Но напиток закончился быстрее. Моргана осталась сидеть с пустой фляжкой в руке, с бешено колотящимся сердцем – и совершенно трезвая.
– Руин! – позвала она. Чуть громче, чем надо. Принц, сидя на корточках возле стола, рассматривал диск. Он поднял голову.
– Руин, сколько здесь было?
– Четверть литра. – Он протянул руку. – Допила?
– Да… Прости.
Он забрал фляжку, и та исчезла в его кармане.
– Не за что извиняться. Как ты себя чувствуешь?
– Хорошо. Только… Руин… Я совершенно не пьяна.
– Ну и хорошо.
– Но это же… Странно.
– Бывает и не такое. – Принц оставил диск и стал что-то искать на подпаленном ковре. Нашел осколки раздробленного каблуком камешка, собрал их и положил на ладонь.

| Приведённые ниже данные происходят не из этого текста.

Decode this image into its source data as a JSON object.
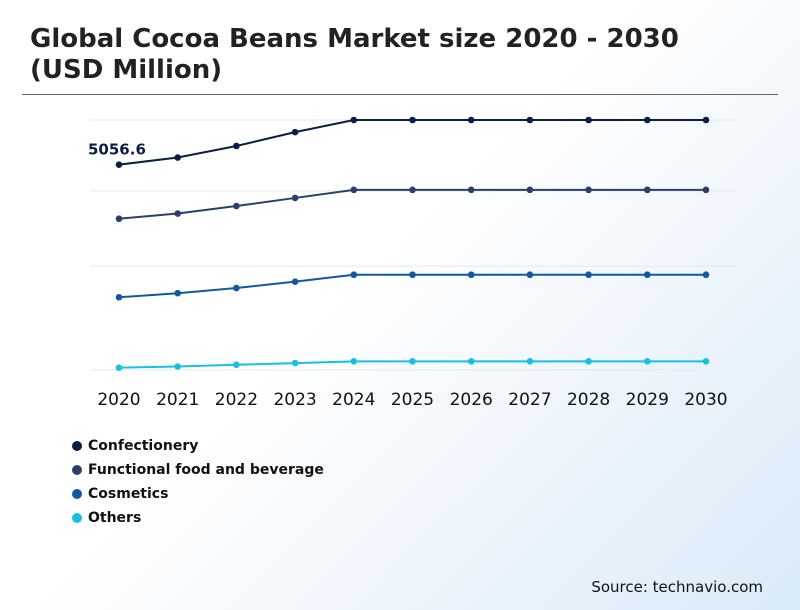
{
  "header": {
    "title": "Global Cocoa Beans Market size 2020 - 2030 (USD Million)"
  },
  "source": "Source: technavio.com",
  "chart_data": {
    "type": "line",
    "x": [
      "2020",
      "2021",
      "2022",
      "2023",
      "2024",
      "2025",
      "2026",
      "2027",
      "2028",
      "2029",
      "2030"
    ],
    "series": [
      {
        "name": "Confectionery",
        "color": "#0b1f44",
        "values": [
          5056.6,
          5180,
          5380,
          5620,
          5830,
          5830,
          5830,
          5830,
          5830,
          5830,
          5830
        ]
      },
      {
        "name": "Functional food and beverage",
        "color": "#2b3f6b",
        "values": [
          4120,
          4210,
          4340,
          4480,
          4620,
          4620,
          4620,
          4620,
          4620,
          4620,
          4620
        ]
      },
      {
        "name": "Cosmetics",
        "color": "#1258a0",
        "values": [
          2760,
          2830,
          2920,
          3030,
          3150,
          3150,
          3150,
          3150,
          3150,
          3150,
          3150
        ]
      },
      {
        "name": "Others",
        "color": "#18c0e0",
        "values": [
          1540,
          1560,
          1590,
          1620,
          1650,
          1650,
          1650,
          1650,
          1650,
          1650,
          1650
        ]
      }
    ],
    "annotations": [
      {
        "series": "Confectionery",
        "x": "2020",
        "label": "5056.6"
      }
    ],
    "ylim": [
      1500,
      5830
    ],
    "grid": true,
    "legend_position": "bottom-left"
  }
}
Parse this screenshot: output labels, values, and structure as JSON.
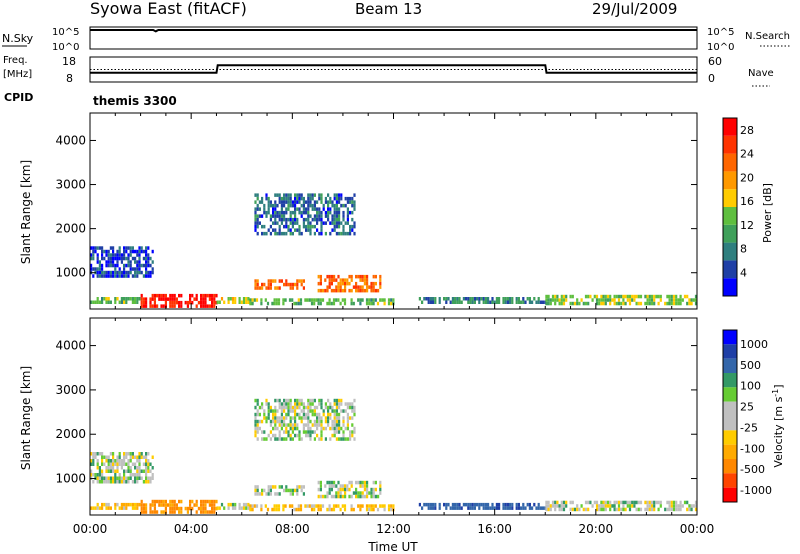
{
  "header": {
    "site": "Syowa East (fitACF)",
    "beam": "Beam 13",
    "date": "29/Jul/2009"
  },
  "top_panels": {
    "nsky_label": "N.Sky",
    "nsky_ticks": [
      "10^5",
      "10^0"
    ],
    "nsearch_label": "N.Search",
    "nsearch_ticks": [
      "10^5",
      "10^0"
    ],
    "freq_label_1": "Freq.",
    "freq_label_2": "[MHz]",
    "freq_ticks": [
      "18",
      "8"
    ],
    "nave_label": "Nave",
    "nave_ticks": [
      "60",
      "0"
    ],
    "cpid_label": "CPID",
    "cpid_value": "themis 3300"
  },
  "colors": {
    "power_scale": [
      "#0000ff",
      "#1f3fa6",
      "#2f7f7f",
      "#3fa05a",
      "#5fbf3f",
      "#ffcc00",
      "#ff9900",
      "#ff6600",
      "#ff3300",
      "#ff0000"
    ],
    "velocity_scale": [
      "#ff0000",
      "#ff4400",
      "#ff8800",
      "#ffaa00",
      "#ffcc00",
      "#c0c0c0",
      "#c0c0c0",
      "#66cc33",
      "#339966",
      "#3366aa",
      "#1f3fa6",
      "#0000ff"
    ]
  },
  "chart_data": [
    {
      "type": "line",
      "panel": "noise",
      "x_range_hours": [
        0,
        24
      ],
      "series": [
        {
          "name": "N.Sky",
          "style": "solid",
          "x": [
            0,
            2.5,
            2.6,
            2.7,
            4,
            8,
            12,
            16,
            20,
            24
          ],
          "y_log10": [
            5.0,
            5.0,
            4.6,
            5.0,
            5.0,
            5.0,
            5.0,
            5.0,
            5.0,
            5.0
          ]
        },
        {
          "name": "N.Search",
          "style": "dotted",
          "x": [
            0,
            24
          ],
          "y_log10": [
            5.0,
            5.0
          ]
        }
      ],
      "ylim_log10": [
        0,
        5
      ]
    },
    {
      "type": "line",
      "panel": "frequency",
      "x_range_hours": [
        0,
        24
      ],
      "series": [
        {
          "name": "Freq.",
          "style": "solid",
          "x": [
            0,
            0.2,
            5.0,
            5.05,
            18.0,
            18.05,
            24
          ],
          "y": [
            11.5,
            11.5,
            11.5,
            15.0,
            15.0,
            11.5,
            11.5
          ]
        },
        {
          "name": "Nave",
          "style": "dotted",
          "x": [
            0,
            0.2,
            5.0,
            5.05,
            24
          ],
          "y": [
            13.0,
            13.0,
            13.0,
            13.0,
            13.0
          ]
        }
      ],
      "ylim": [
        8,
        18
      ]
    },
    {
      "type": "heatmap",
      "panel": "power",
      "xlabel": "",
      "ylabel": "Slant Range [km]",
      "xlim": [
        0,
        24
      ],
      "ylim": [
        200,
        4600
      ],
      "y_ticks": [
        1000,
        2000,
        3000,
        4000
      ],
      "colorbar": {
        "label": "Power [dB]",
        "ticks": [
          4,
          8,
          12,
          16,
          20,
          24,
          28
        ],
        "range": [
          0,
          30
        ]
      },
      "regions": [
        {
          "t0": 0.0,
          "t1": 2.0,
          "r0": 300,
          "r1": 450,
          "level": 12
        },
        {
          "t0": 2.0,
          "t1": 5.0,
          "r0": 280,
          "r1": 520,
          "level": 28
        },
        {
          "t0": 5.0,
          "t1": 6.3,
          "r0": 300,
          "r1": 450,
          "level": 16
        },
        {
          "t0": 6.3,
          "t1": 12.0,
          "r0": 300,
          "r1": 420,
          "level": 12
        },
        {
          "t0": 6.5,
          "t1": 8.5,
          "r0": 650,
          "r1": 850,
          "level": 22
        },
        {
          "t0": 9.0,
          "t1": 11.5,
          "r0": 600,
          "r1": 950,
          "level": 22
        },
        {
          "t0": 0.0,
          "t1": 2.5,
          "r0": 900,
          "r1": 1600,
          "level": 4
        },
        {
          "t0": 6.5,
          "t1": 10.5,
          "r0": 1900,
          "r1": 2800,
          "level": 6
        },
        {
          "t0": 13.0,
          "t1": 18.0,
          "r0": 350,
          "r1": 450,
          "level": 8
        },
        {
          "t0": 18.0,
          "t1": 24.0,
          "r0": 280,
          "r1": 500,
          "level": 14
        }
      ]
    },
    {
      "type": "heatmap",
      "panel": "velocity",
      "xlabel": "Time UT",
      "ylabel": "Slant Range [km]",
      "xlim": [
        0,
        24
      ],
      "ylim": [
        200,
        4600
      ],
      "x_ticks": [
        "00:00",
        "04:00",
        "08:00",
        "12:00",
        "16:00",
        "20:00",
        "00:00"
      ],
      "y_ticks": [
        1000,
        2000,
        3000,
        4000
      ],
      "colorbar": {
        "label": "Velocity [m s^-1]",
        "ticks": [
          1000,
          500,
          100,
          25,
          -25,
          -100,
          -500,
          -1000
        ]
      },
      "regions": [
        {
          "t0": 0.0,
          "t1": 2.0,
          "r0": 300,
          "r1": 450,
          "level": -100
        },
        {
          "t0": 2.0,
          "t1": 5.0,
          "r0": 280,
          "r1": 520,
          "level": -300
        },
        {
          "t0": 5.0,
          "t1": 6.3,
          "r0": 300,
          "r1": 450,
          "level": 0
        },
        {
          "t0": 6.3,
          "t1": 12.0,
          "r0": 300,
          "r1": 420,
          "level": -100
        },
        {
          "t0": 6.5,
          "t1": 8.5,
          "r0": 650,
          "r1": 850,
          "level": 0
        },
        {
          "t0": 9.0,
          "t1": 11.5,
          "r0": 600,
          "r1": 950,
          "level": 0
        },
        {
          "t0": 0.0,
          "t1": 2.5,
          "r0": 900,
          "r1": 1600,
          "level": 0
        },
        {
          "t0": 6.5,
          "t1": 10.5,
          "r0": 1900,
          "r1": 2800,
          "level": 0
        },
        {
          "t0": 13.0,
          "t1": 18.0,
          "r0": 350,
          "r1": 450,
          "level": 200
        },
        {
          "t0": 18.0,
          "t1": 24.0,
          "r0": 280,
          "r1": 500,
          "level": 0
        }
      ]
    }
  ]
}
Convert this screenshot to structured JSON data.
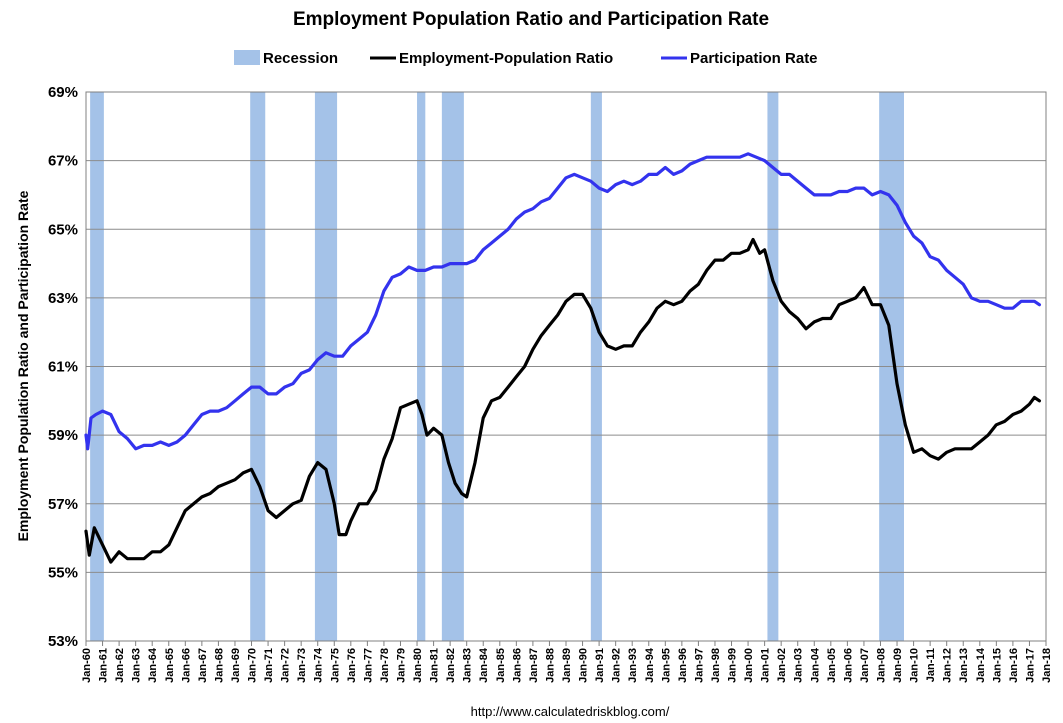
{
  "chart_data": {
    "type": "line",
    "title": "Employment Population Ratio and Participation Rate",
    "ylabel": "Employment Population Ratio and Participation Rate",
    "xlabel": "",
    "source": "http://www.calculatedriskblog.com/",
    "ylim": [
      53,
      69
    ],
    "xlim": [
      1960,
      2018
    ],
    "y_ticks": [
      53,
      55,
      57,
      59,
      61,
      63,
      65,
      67,
      69
    ],
    "y_tick_labels": [
      "53%",
      "55%",
      "57%",
      "59%",
      "61%",
      "63%",
      "65%",
      "67%",
      "69%"
    ],
    "x_ticks": [
      "Jan-60",
      "Jan-61",
      "Jan-62",
      "Jan-63",
      "Jan-64",
      "Jan-65",
      "Jan-66",
      "Jan-67",
      "Jan-68",
      "Jan-69",
      "Jan-70",
      "Jan-71",
      "Jan-72",
      "Jan-73",
      "Jan-74",
      "Jan-75",
      "Jan-76",
      "Jan-77",
      "Jan-78",
      "Jan-79",
      "Jan-80",
      "Jan-81",
      "Jan-82",
      "Jan-83",
      "Jan-84",
      "Jan-85",
      "Jan-86",
      "Jan-87",
      "Jan-88",
      "Jan-89",
      "Jan-90",
      "Jan-91",
      "Jan-92",
      "Jan-93",
      "Jan-94",
      "Jan-95",
      "Jan-96",
      "Jan-97",
      "Jan-98",
      "Jan-99",
      "Jan-00",
      "Jan-01",
      "Jan-02",
      "Jan-03",
      "Jan-04",
      "Jan-05",
      "Jan-06",
      "Jan-07",
      "Jan-08",
      "Jan-09",
      "Jan-10",
      "Jan-11",
      "Jan-12",
      "Jan-13",
      "Jan-14",
      "Jan-15",
      "Jan-16",
      "Jan-17",
      "Jan-18"
    ],
    "grid": true,
    "legend_position": "top-center",
    "legend": [
      {
        "name": "Recession",
        "kind": "band",
        "color": "#a4c2e8"
      },
      {
        "name": "Employment-Population Ratio",
        "kind": "line",
        "color": "#000000"
      },
      {
        "name": "Participation Rate",
        "kind": "line",
        "color": "#3333ee"
      }
    ],
    "recessions": [
      {
        "start": 1960.25,
        "end": 1961.08
      },
      {
        "start": 1969.92,
        "end": 1970.83
      },
      {
        "start": 1973.83,
        "end": 1975.17
      },
      {
        "start": 1980.0,
        "end": 1980.5
      },
      {
        "start": 1981.5,
        "end": 1982.83
      },
      {
        "start": 1990.5,
        "end": 1991.17
      },
      {
        "start": 2001.17,
        "end": 2001.83
      },
      {
        "start": 2007.92,
        "end": 2009.42
      }
    ],
    "series": [
      {
        "name": "Employment-Population Ratio",
        "color": "#000000",
        "x": [
          1960.0,
          1960.2,
          1960.5,
          1961.0,
          1961.5,
          1962.0,
          1962.5,
          1963.0,
          1963.5,
          1964.0,
          1964.5,
          1965.0,
          1965.5,
          1966.0,
          1966.5,
          1967.0,
          1967.5,
          1968.0,
          1968.5,
          1969.0,
          1969.5,
          1970.0,
          1970.5,
          1971.0,
          1971.5,
          1972.0,
          1972.5,
          1973.0,
          1973.5,
          1974.0,
          1974.5,
          1975.0,
          1975.3,
          1975.7,
          1976.0,
          1976.5,
          1977.0,
          1977.5,
          1978.0,
          1978.5,
          1979.0,
          1979.5,
          1980.0,
          1980.3,
          1980.6,
          1981.0,
          1981.5,
          1981.9,
          1982.3,
          1982.7,
          1983.0,
          1983.5,
          1984.0,
          1984.5,
          1985.0,
          1985.5,
          1986.0,
          1986.5,
          1987.0,
          1987.5,
          1988.0,
          1988.5,
          1989.0,
          1989.5,
          1990.0,
          1990.5,
          1991.0,
          1991.5,
          1992.0,
          1992.5,
          1993.0,
          1993.5,
          1994.0,
          1994.5,
          1995.0,
          1995.5,
          1996.0,
          1996.5,
          1997.0,
          1997.5,
          1998.0,
          1998.5,
          1999.0,
          1999.5,
          2000.0,
          2000.3,
          2000.7,
          2001.0,
          2001.5,
          2002.0,
          2002.5,
          2003.0,
          2003.5,
          2004.0,
          2004.5,
          2005.0,
          2005.5,
          2006.0,
          2006.5,
          2007.0,
          2007.5,
          2008.0,
          2008.5,
          2009.0,
          2009.5,
          2010.0,
          2010.5,
          2011.0,
          2011.5,
          2012.0,
          2012.5,
          2013.0,
          2013.5,
          2014.0,
          2014.5,
          2015.0,
          2015.5,
          2016.0,
          2016.5,
          2017.0,
          2017.3,
          2017.6
        ],
        "values": [
          56.2,
          55.5,
          56.3,
          55.8,
          55.3,
          55.6,
          55.4,
          55.4,
          55.4,
          55.6,
          55.6,
          55.8,
          56.3,
          56.8,
          57.0,
          57.2,
          57.3,
          57.5,
          57.6,
          57.7,
          57.9,
          58.0,
          57.5,
          56.8,
          56.6,
          56.8,
          57.0,
          57.1,
          57.8,
          58.2,
          58.0,
          57.0,
          56.1,
          56.1,
          56.5,
          57.0,
          57.0,
          57.4,
          58.3,
          58.9,
          59.8,
          59.9,
          60.0,
          59.6,
          59.0,
          59.2,
          59.0,
          58.2,
          57.6,
          57.3,
          57.2,
          58.2,
          59.5,
          60.0,
          60.1,
          60.4,
          60.7,
          61.0,
          61.5,
          61.9,
          62.2,
          62.5,
          62.9,
          63.1,
          63.1,
          62.7,
          62.0,
          61.6,
          61.5,
          61.6,
          61.6,
          62.0,
          62.3,
          62.7,
          62.9,
          62.8,
          62.9,
          63.2,
          63.4,
          63.8,
          64.1,
          64.1,
          64.3,
          64.3,
          64.4,
          64.7,
          64.3,
          64.4,
          63.5,
          62.9,
          62.6,
          62.4,
          62.1,
          62.3,
          62.4,
          62.4,
          62.8,
          62.9,
          63.0,
          63.3,
          62.8,
          62.8,
          62.2,
          60.5,
          59.3,
          58.5,
          58.6,
          58.4,
          58.3,
          58.5,
          58.6,
          58.6,
          58.6,
          58.8,
          59.0,
          59.3,
          59.4,
          59.6,
          59.7,
          59.9,
          60.1,
          60.0
        ]
      },
      {
        "name": "Participation Rate",
        "color": "#3333ee",
        "x": [
          1960.0,
          1960.1,
          1960.3,
          1960.6,
          1961.0,
          1961.5,
          1962.0,
          1962.5,
          1963.0,
          1963.5,
          1964.0,
          1964.5,
          1965.0,
          1965.5,
          1966.0,
          1966.5,
          1967.0,
          1967.5,
          1968.0,
          1968.5,
          1969.0,
          1969.5,
          1970.0,
          1970.5,
          1971.0,
          1971.5,
          1972.0,
          1972.5,
          1973.0,
          1973.5,
          1974.0,
          1974.5,
          1975.0,
          1975.5,
          1976.0,
          1976.5,
          1977.0,
          1977.5,
          1978.0,
          1978.5,
          1979.0,
          1979.5,
          1980.0,
          1980.5,
          1981.0,
          1981.5,
          1982.0,
          1982.5,
          1983.0,
          1983.5,
          1984.0,
          1984.5,
          1985.0,
          1985.5,
          1986.0,
          1986.5,
          1987.0,
          1987.5,
          1988.0,
          1988.5,
          1989.0,
          1989.5,
          1990.0,
          1990.5,
          1991.0,
          1991.5,
          1992.0,
          1992.5,
          1993.0,
          1993.5,
          1994.0,
          1994.5,
          1995.0,
          1995.5,
          1996.0,
          1996.5,
          1997.0,
          1997.5,
          1998.0,
          1998.5,
          1999.0,
          1999.5,
          2000.0,
          2000.5,
          2001.0,
          2001.5,
          2002.0,
          2002.5,
          2003.0,
          2003.5,
          2004.0,
          2004.5,
          2005.0,
          2005.5,
          2006.0,
          2006.5,
          2007.0,
          2007.5,
          2008.0,
          2008.5,
          2009.0,
          2009.5,
          2010.0,
          2010.5,
          2011.0,
          2011.5,
          2012.0,
          2012.5,
          2013.0,
          2013.5,
          2014.0,
          2014.5,
          2015.0,
          2015.5,
          2016.0,
          2016.5,
          2017.0,
          2017.3,
          2017.6
        ],
        "values": [
          59.0,
          58.6,
          59.5,
          59.6,
          59.7,
          59.6,
          59.1,
          58.9,
          58.6,
          58.7,
          58.7,
          58.8,
          58.7,
          58.8,
          59.0,
          59.3,
          59.6,
          59.7,
          59.7,
          59.8,
          60.0,
          60.2,
          60.4,
          60.4,
          60.2,
          60.2,
          60.4,
          60.5,
          60.8,
          60.9,
          61.2,
          61.4,
          61.3,
          61.3,
          61.6,
          61.8,
          62.0,
          62.5,
          63.2,
          63.6,
          63.7,
          63.9,
          63.8,
          63.8,
          63.9,
          63.9,
          64.0,
          64.0,
          64.0,
          64.1,
          64.4,
          64.6,
          64.8,
          65.0,
          65.3,
          65.5,
          65.6,
          65.8,
          65.9,
          66.2,
          66.5,
          66.6,
          66.5,
          66.4,
          66.2,
          66.1,
          66.3,
          66.4,
          66.3,
          66.4,
          66.6,
          66.6,
          66.8,
          66.6,
          66.7,
          66.9,
          67.0,
          67.1,
          67.1,
          67.1,
          67.1,
          67.1,
          67.2,
          67.1,
          67.0,
          66.8,
          66.6,
          66.6,
          66.4,
          66.2,
          66.0,
          66.0,
          66.0,
          66.1,
          66.1,
          66.2,
          66.2,
          66.0,
          66.1,
          66.0,
          65.7,
          65.2,
          64.8,
          64.6,
          64.2,
          64.1,
          63.8,
          63.6,
          63.4,
          63.0,
          62.9,
          62.9,
          62.8,
          62.7,
          62.7,
          62.9,
          62.9,
          62.9,
          62.8
        ]
      }
    ]
  }
}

Моргана успокоилась. Раз брат не видит ничего особенного в том, что она выпила так много крепко го, «неженского» спиртного и при этом осталась с ясной головой – значит все в порядке. Она и не заметила, как успокоилась, почти забыла о случившемся. К ней вернулась ее природная жизнерадостность (которую раньше она прятала под маской уныния), и захотелось посмотреть на предмет, который так заинтересовал брата.
– Что это? – спросила она, подбираясь поближе. Она тщательно куталась в остатки одежды и куртку Руина, хоть он на нее и не смотрел.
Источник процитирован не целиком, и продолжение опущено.